Exercice inédit d’écriture créative 132
Un manuscrit s’est encore immolé hier,
dans le hall d’une grande maison d’édition à…
Racontez la suite de ce fait divers
Un manuscrit s’est encore immolé hier,
dans le hall d’une grande maison d’édition à…
Racontez la suite de ce fait divers
Un manuscrit s’est encore immolé hier, dans le hall d’une grande maison d’édition à…
Ma très chère Mireille,
Au moment où tu liras cette lettre, je ne serai plus que cendres hélas.
Sans vraiment savoir ce que l’avenir nous réserverait, j’ai eu l’idée de cette lettre post-mortem. Je l’ai rédigée et confiée immédiatement à notre notaire.
Je voudrais te dire, ma chère Mireille, combien mon bonheur a été immense chaque matin lorsque tu venais t’asseoir à table, face à ce champ de lavandes.
J’aimais me baigner dans tes yeux bleus, j’aimais me noyer avec toi dans les méandres de tes souvenirs.

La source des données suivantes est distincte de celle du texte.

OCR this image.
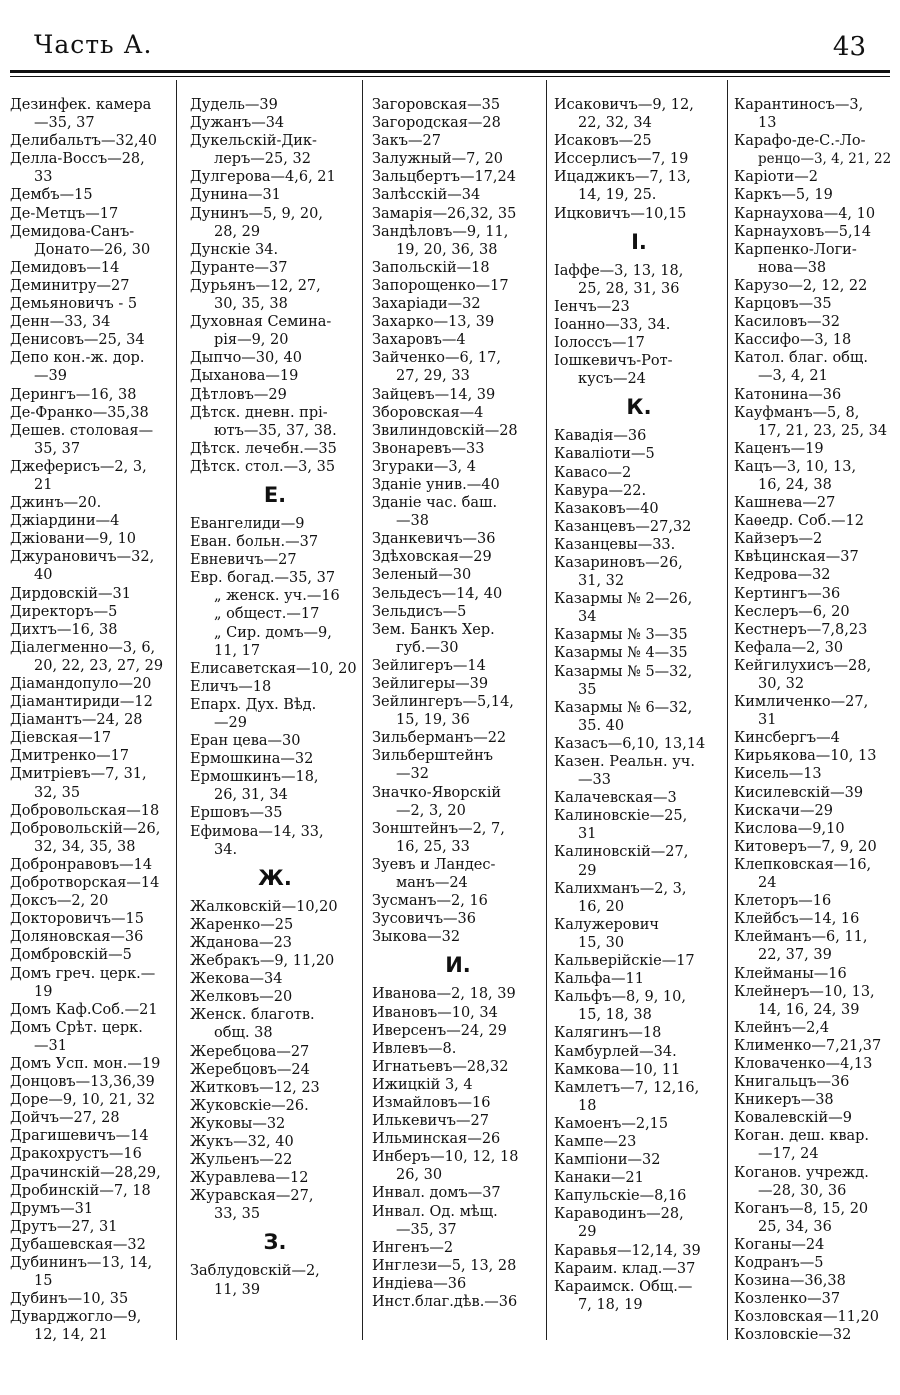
Часть А.	43
Дезинфек. камера
—35, 37
Делибальтъ—32,40
Делла-Воссъ—28,
33
Дембъ—15
Де-Метцъ—17
Демидова-Санъ-
Донато—26, 30
Демидовъ—14
Деминитру—27
Демьяновичъ - 5
Денн—33, 34
Денисовъ—25, 34
Депо кон.-ж. дор.
—39
Дерингъ—16, 38
Де-Франко—35,38
Дешев. столовая—
35, 37
Джеферисъ—2, 3,
21
Джинъ—20.
Джiардини—4
Джiовани—9, 10
Джурановичъ—32,
40
Дирдовскiй—31
Директоръ—5
Дихтъ—16, 38
Дiалегменно—3, 6,
20, 22, 23, 27, 29
Дiамандопуло—20
Дiамантириди—12
Дiамантъ—24, 28
Дiевская—17
Дмитренко—17
Дмитрiевъ—7, 31,
32, 35
Добровольская—18
Добровольскiй—26,
32, 34, 35, 38
Добронравовъ—14
Добротворская—14
Доксъ—2, 20
Докторовичъ—15
Доляновская—36
Домбровскiй—5
Домъ греч. церк.—
19
Домъ Каф.Соб.—21
Домъ Срѣт. церк.
—31
Домъ Усп. мон.—19
Донцовъ—13,36,39
Доре—9, 10, 21, 32
Дойчъ—27, 28
Драгишевичъ—14
Дракохрустъ—16
Драчинскiй—28,29,
Дробинскiй—7, 18
Друмъ—31
Друтъ—27, 31
Дубашевская—32
Дубининъ—13, 14,
15
Дубинъ—10, 35
Дуварджогло—9,
12, 14, 21
Дудель—39
Дужанъ—34
Дукельскiй-Дик-
леръ—25, 32
Дулгерова—4,6, 21
Дунина—31
Дунинъ—5, 9, 20,
28, 29
Дунскiе 34.
Дуранте—37
Дурьянъ—12, 27,
30, 35, 38
Духовная Семина-
рiя—9, 20
Дыпчо—30, 40
Дыханова—19
Дѣтловъ—29
Дѣтск. дневн. прi-
ютъ—35, 37, 38.
Дѣтск. лечебн.—35
Дѣтск. стол.—3, 35
Е.
Евангелиди—9
Еван. больн.—37
Евневичъ—27
Евр. богад.—35, 37
„ женск. уч.—16
„ общест.—17
„ Сир. домъ—9,
11, 17
Елисаветская—10, 20
Еличъ—18
Епарх. Дух. Вѣд.
—29
Еран цева—30
Ермошкина—32
Ермошкинъ—18,
26, 31, 34
Ершовъ—35
Ефимова—14, 33,
34.
Ж.
Жалковскiй—10,20
Жаренко—25
Жданова—23
Жебракъ—9, 11,20
Жекова—34
Желковъ—20
Женск. благотв.
общ. 38
Жеребцова—27
Жеребцовъ—24
Житковъ—12, 23
Жуковскiе—26.
Жуковы—32
Жукъ—32, 40
Жульенъ—22
Журавлева—12
Журавская—27,
33, 35
З.
Заблудовскiй—2,
11, 39
Загоровская—35
Загородская—28
Закъ—27
Залужный—7, 20
Зальцбертъ—17,24
Залѣсскiй—34
Замарiя—26,32, 35
Зандѣловъ—9, 11,
19, 20, 36, 38
Запольскiй—18
Запорощенко—17
Захарiади—32
Захарко—13, 39
Захаровъ—4
Зайченко—6, 17,
27, 29, 33
Зайцевъ—14, 39
Зборовская—4
Звилиндовскiй—28
Звонаревъ—33
Згураки—3, 4
Зданiе унив.—40
Зданiе час. баш.
—38
Зданкевичъ—36
Здѣховская—29
Зеленый—30
Зельдесъ—14, 40
Зельдисъ—5
Зем. Банкъ Хер.
губ.—30
Зейлигеръ—14
Зейлигеры—39
Зейлингеръ—5,14,
15, 19, 36
Зильберманъ—22
Зильберштейнъ
—32
Значко-Яворскiй
—2, 3, 20
Зонштейнъ—2, 7,
16, 25, 33
Зуевъ и Ландес-
манъ—24
Зусманъ—2, 16
Зусовичъ—36
Зыкова—32
И.
Иванова—2, 18, 39
Ивановъ—10, 34
Иверсенъ—24, 29
Ивлевъ—8.
Игнатьевъ—28,32
Ижицкiй 3, 4
Измайловъ—16
Илькевичъ—27
Ильминская—26
Инберъ—10, 12, 18
26, 30
Инвал. домъ—37
Инвал. Од. мѣщ.
—35, 37
Ингенъ—2
Инглези—5, 13, 28
Индiева—36
Инст.благ.дѣв.—36
Исаковичъ—9, 12,
22, 32, 34
Исаковъ—25
Иссерлисъ—7, 19
Ицаджикъ—7, 13,
14, 19, 25.
Ицковичъ—10,15
I.
Iаффе—3, 13, 18,
25, 28, 31, 36
Iенчъ—23
Iоанно—33, 34.
Iолоссъ—17
Iошкевичъ-Рот-
кусъ—24
К.
Кавадiя—36
Каваліоти—5
Кавасо—2
Кавура—22.
Казаковъ—40
Казанцевъ—27,32
Казанцевы—33.
Казариновъ—26,
31, 32
Казармы № 2—26,
34
Казармы № 3—35
Казармы № 4—35
Казармы № 5—32,
35
Казармы № 6—32,
35. 40
Казасъ—6,10, 13,14
Казен. Реальн. уч.
—33
Калачевская—3
Калиновскiе—25,
31
Калиновскiй—27,
29
Калихманъ—2, 3,
16, 20
Калужерович
15, 30
Кальверiйскiе—17
Кальфа—11
Кальфъ—8, 9, 10,
15, 18, 38
Калягинъ—18
Камбурлей—34.
Камкова—10, 11
Камлетъ—7, 12,16,
18
Камоенъ—2,15
Кампе—23
Кампiони—32
Канаки—21
Капульскiе—8,16
Караводинъ—28,
29
Каравья—12,14, 39
Караим. клад.—37
Караимск. Общ.—
7, 18, 19
Карантиносъ—3,
13
Карафо-де-С.-Ло-
ренцо—3, 4, 21, 22
Карiоти—2
Каркъ—5, 19
Карнаухова—4, 10
Карнауховъ—5,14
Карпенко-Логи-
нова—38
Карузо—2, 12, 22
Карцовъ—35
Касиловъ—32
Кассифо—3, 18
Катол. благ. общ.
—3, 4, 21
Катонина—36
Кауфманъ—5, 8,
17, 21, 23, 25, 34
Каценъ—19
Кацъ—3, 10, 13,
16, 24, 38
Кашнева—27
Каѳедр. Соб.—12
Кайзеръ—2
Квѣцинская—37
Кедрова—32
Кертингъ—36
Кеслеръ—6, 20
Кестнеръ—7,8,23
Кефала—2, 30
Кейгилухисъ—28,
30, 32
Кимличенко—27,
31
Кинсбергъ—4
Кирьякова—10, 13
Кисель—13
Кисилевскiй—39
Кискачи—29
Кислова—9,10
Китоверъ—7, 9, 20
Клепковская—16,
24
Клеторъ—16
Клейбсъ—14, 16
Клейманъ—6, 11,
22, 37, 39
Клейманы—16
Клейнеръ—10, 13,
14, 16, 24, 39
Клейнъ—2,4
Клименко—7,21,37
Кловаченко—4,13
Книгальцъ—36
Кникеръ—38
Ковалевскiй—9
Коган. деш. квар.
—17, 24
Коганов. учрежд.
—28, 30, 36
Коганъ—8, 15, 20
25, 34, 36
Коганы—24
Кодранъ—5
Козина—36,38
Козленко—37
Козловская—11,20
Козловскiе—32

J’aimais entendre tes soupirs, j’attendais avec impatience ce léger sourire qui effleurerait tes lèvres. J’espérais ce haussement de sourcil qui donnerait le « la » de ton récit quotidien.
J’aimais voir ta main voyager sur la table, placer ou déplacer crayons, gommes, porte plume et flacon d’encre.
J’aimais sentir ta main si douce caresser mes feuillets. Je savais que, ces rituels accomplis, tu étais prête à « écrire ». Tu étais si seule, Mireille, alors, ta plume courrait , courrait…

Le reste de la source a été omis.